LLMs are orders of magnitude simpler than brains, and we literally designed them from scratch. Also, we have full control over their operation and we can trace every signal.
Are you surprised we understand them better than brains?
We've been studying brains a lot longer. LLMs are grown, not built. The part that is designed are the low-level architecture - but what it builds from that is incomprehensible and unplanned.
LLMs draw origins from, both n-gram language models (ca. 1990s) and neural networks and deep learning (ca. 2000). So we've only had really good ones maybe 6-8 years or so, but the roots of the study go back 30 years at least.
Psychiatry, psychology, and neurology on the other hand, are really only roughly 150 years old. Before that, there wasn't enough information about the human body to be able to study it, let alone the resources or biochemical knowledge necessary to be able to understand it or do much of anything with it.
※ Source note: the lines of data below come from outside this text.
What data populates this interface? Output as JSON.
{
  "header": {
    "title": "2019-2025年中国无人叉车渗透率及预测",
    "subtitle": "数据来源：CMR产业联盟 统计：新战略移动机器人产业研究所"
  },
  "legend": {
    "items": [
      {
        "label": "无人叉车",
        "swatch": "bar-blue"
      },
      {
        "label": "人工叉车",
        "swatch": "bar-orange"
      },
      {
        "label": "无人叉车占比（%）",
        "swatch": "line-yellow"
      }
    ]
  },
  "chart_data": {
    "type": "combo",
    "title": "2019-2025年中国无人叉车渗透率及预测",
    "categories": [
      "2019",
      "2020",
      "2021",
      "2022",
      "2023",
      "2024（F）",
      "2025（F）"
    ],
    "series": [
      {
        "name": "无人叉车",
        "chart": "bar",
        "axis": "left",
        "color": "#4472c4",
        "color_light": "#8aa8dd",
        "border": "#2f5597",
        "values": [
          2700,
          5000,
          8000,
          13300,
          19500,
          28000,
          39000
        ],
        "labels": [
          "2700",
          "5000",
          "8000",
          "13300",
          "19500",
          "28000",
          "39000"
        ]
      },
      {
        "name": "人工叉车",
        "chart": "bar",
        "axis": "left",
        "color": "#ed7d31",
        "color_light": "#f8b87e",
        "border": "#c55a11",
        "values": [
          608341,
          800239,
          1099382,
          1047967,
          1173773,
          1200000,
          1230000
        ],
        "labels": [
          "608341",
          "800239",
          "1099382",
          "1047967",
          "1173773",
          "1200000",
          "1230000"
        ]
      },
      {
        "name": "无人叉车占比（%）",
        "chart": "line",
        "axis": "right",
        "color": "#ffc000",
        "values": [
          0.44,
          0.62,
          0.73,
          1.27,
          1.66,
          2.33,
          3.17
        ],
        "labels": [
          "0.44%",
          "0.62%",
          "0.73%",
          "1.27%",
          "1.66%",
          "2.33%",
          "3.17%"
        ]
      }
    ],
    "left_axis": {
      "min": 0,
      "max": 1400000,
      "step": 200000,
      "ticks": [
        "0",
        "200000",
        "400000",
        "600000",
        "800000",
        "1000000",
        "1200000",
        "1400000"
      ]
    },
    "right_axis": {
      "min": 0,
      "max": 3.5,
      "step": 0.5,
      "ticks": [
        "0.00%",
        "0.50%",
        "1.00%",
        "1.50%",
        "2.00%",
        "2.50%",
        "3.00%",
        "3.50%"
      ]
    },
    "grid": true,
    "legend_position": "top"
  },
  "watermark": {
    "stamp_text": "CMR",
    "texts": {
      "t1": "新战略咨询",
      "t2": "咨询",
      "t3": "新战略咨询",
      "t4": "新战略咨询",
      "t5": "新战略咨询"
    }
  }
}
So, sure, we've studied it longer. But only 5 times longer. And, I mean, we've studied language, geometry, and reasoning for literally thousands of years. Markov chains are like 120 years old, so older than computer science, and you need those to make an LLM.
And if you think we went down some dead-end directions with language models in the last 30 years, boy, have I got some bad news for you about how badly we botched psychiatry, psychology, and neurology!
Embedding „meaning“ in vector spaces goes back to 1950s structuralist linguistics and early information retrieval research, there is a nice overview in the draft for the 3rd edition of speech and language processing https://web.stanford.edu/~jurafsky/slp3/5.pdf
You are still talking about low level infrastructure. This is like studying neurons only from a cellular biology perspective and then trying to understand language acquisition in children. It is very clear from recent literature that the emergent structure and behavior of LLMs is absolutely a new research field.
"Designed" is a bit strong. We "literally" couldn't design programs to do the interesting things LLMs can do. So we gave a giant for loop a bunch of data and a bunch of parameterized math functions and just kept updating the parameters until we got something we liked.... even on the architecture (ie, what math functions) people are just trying stuff and seeing if it works.
> We "literally" couldn't design programs to do the interesting things LLMs can do.
That's a bit of an overstatement.
The entire field of ML is aimed at problems where deterministic code would work just fine, but the amount of cases it would need to cover is too large to be practical (note, this has nothing to do with the impossibility of its design) AND there's a sufficient corpus of data that allows plausible enough models to be trained. So we accept the occasionally questionable precision of ML models over the huge time and money costs of engineering these kinds of systems the traditional way. LLMs are no different.
Saying ML is a field where deterministic code would work just fine conveniently leaves out the difficult part - writing the actual code.... Which we haven't been able to do for most of the tasks at hand.
It is impossible to design even in a theoretical sense if functional requirements consider matters such as performance and energy consumption. If you have to write petabytes of code you also have to store and execute it.
I'm a psychiatry resident who has been into ML since... at least 2017. I even contemplated leaving medicine for it in 2022 and studied for that, before realizing that I'd never become employable (because I could already tell the models were getting faster than I am).
You would be sorely mistaken to think I'm utterly uninformed about LLM-research, even if I would never dare to claim to be a domain expert.
Are you surprised we understand them better than brains?